その4
ハヤトは、船べりにひじをつけて海を眺めていた。
太陽に照らされて暖色にきらめく水面が、ゆらゆらと揺れている。
周りに島などは見えず、水平線はゆるやかな丸みを帯びている。
圧巻の光景だった。
「きれいだなぁ……」
彼は思わずつぶやいた。
だがその直後、汚いモップが彼の頭にべたりと張り付いた。
振り返ると、筋骨隆々の男が鬼の形相で立っていた。
「おい、何サボってんだ! さっさと掃除しろ、新入り!」
結局、ハヤトは「蒼きつるぎ」を出すことができなかった。
彼らは必死に受付の男にかけあい、結局パーティ一行は船員として働く、という条件付きで乗船することに成功した。
ハヤトは仕方なく、デッキブラシを使って甲板の掃除を進めた。
しばらくそうやっていると、先の船室のほうから聞き覚えのある声が聞こえてきた。
「なあ、アタシの仕事やってくれたら、いいことしてやるよ」
「ほんとですか、姉御!」
「ほんとだよ。内容は、あとのお楽しみね。ま、言わなくてもわかるでしょ?」
「うおお、マジかよ!」
船員たちのはしゃぐ声が響いた直後、ミランダが一人の男を引き連れて現れた。
「ハヤト。あんたの掃除、こいつが代わってくれることになったよ」
ミランダは笑顔で言った。隣にはやたらとにやにやしている船員がいた。船員はハヤトのデッキブラシを奪いとるようにして掃除を始めた。

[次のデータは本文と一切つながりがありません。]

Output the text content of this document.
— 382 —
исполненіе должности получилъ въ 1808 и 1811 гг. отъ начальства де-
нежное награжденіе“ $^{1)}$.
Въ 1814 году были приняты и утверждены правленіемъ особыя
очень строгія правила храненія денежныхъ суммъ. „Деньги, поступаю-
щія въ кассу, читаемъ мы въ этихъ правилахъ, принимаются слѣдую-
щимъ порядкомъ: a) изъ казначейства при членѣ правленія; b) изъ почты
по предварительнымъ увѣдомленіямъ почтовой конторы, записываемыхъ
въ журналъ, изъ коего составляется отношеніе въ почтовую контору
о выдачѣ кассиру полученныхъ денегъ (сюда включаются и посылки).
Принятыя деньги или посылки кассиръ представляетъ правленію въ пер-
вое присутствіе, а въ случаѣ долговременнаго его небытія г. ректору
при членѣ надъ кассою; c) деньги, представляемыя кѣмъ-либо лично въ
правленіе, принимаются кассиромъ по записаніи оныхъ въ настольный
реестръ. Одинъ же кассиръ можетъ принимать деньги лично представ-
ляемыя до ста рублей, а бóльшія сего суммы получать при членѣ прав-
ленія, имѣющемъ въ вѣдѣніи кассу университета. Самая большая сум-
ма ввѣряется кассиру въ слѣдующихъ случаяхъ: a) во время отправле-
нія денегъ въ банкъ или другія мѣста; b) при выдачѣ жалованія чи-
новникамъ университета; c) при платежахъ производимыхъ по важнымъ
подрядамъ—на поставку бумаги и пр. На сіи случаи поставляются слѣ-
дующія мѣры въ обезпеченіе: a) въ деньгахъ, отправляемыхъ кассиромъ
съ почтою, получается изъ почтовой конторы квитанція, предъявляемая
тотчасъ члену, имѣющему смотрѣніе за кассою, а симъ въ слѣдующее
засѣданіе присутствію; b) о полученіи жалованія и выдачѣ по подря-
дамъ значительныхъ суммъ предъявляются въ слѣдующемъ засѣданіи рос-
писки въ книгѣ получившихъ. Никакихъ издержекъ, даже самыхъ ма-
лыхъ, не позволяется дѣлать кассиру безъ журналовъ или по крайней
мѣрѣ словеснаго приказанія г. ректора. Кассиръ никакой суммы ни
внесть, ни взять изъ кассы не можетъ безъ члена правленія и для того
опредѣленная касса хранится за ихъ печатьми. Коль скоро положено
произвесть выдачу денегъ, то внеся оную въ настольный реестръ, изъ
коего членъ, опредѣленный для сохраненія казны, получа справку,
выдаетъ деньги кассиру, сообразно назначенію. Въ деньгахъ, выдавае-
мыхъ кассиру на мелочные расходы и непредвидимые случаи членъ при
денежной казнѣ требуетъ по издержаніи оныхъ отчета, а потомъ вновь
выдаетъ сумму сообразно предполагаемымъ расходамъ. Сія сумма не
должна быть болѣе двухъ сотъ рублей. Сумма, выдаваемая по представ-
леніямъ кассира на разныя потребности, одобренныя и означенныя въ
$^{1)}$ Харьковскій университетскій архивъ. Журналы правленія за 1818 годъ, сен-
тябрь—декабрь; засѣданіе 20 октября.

ミランダは船員に「よろしく」と声をかけたあと、ハヤトを船室内へと連れて行った。
「チョロいもんさ。あいつら女に飢えてやがるから、ちょっとそれらしい事を言うだけでなんでも言うこと聞くからね。とりあえず、これでタダ乗り決定さ」
「だがミランダ、『感謝のビンタ』は彼らにとって『いいこと』でもなんでもないと思うぞ。また被害者が増えると思うと胸が痛むな」
ロバートが現れた。
どうやらこれは彼女の常套手段らしい。
ミランダは舌打ちしてガンをとばす。
「ロバート、だったらあんただけ仕事に戻ってもらってもいいんだよ」
「じょ、冗談に決まってるだろ! 彼らには悪いがありがたいよ。なあハヤト君!?」
「え、ええ」
ハヤトも思わず頷く。
正直、掃除はイヤだった。
ハヤトは窓から船を眺めた。
いくつものマストが立てられている、かなり巨大な帆船である。現在いる船室自体も三階だ。一体何人が乗船しているのか、想像もつかない。
これだけの人が乗れるというのに、一週間以上も待つ必要がある。それだけの影響力が、魔王ソルテスの登場にはあったわけだ。
視線を移すと、バルコニーのところで外を見ているマヤを発見した。彼はミランダに礼をいい、そちらに向かった。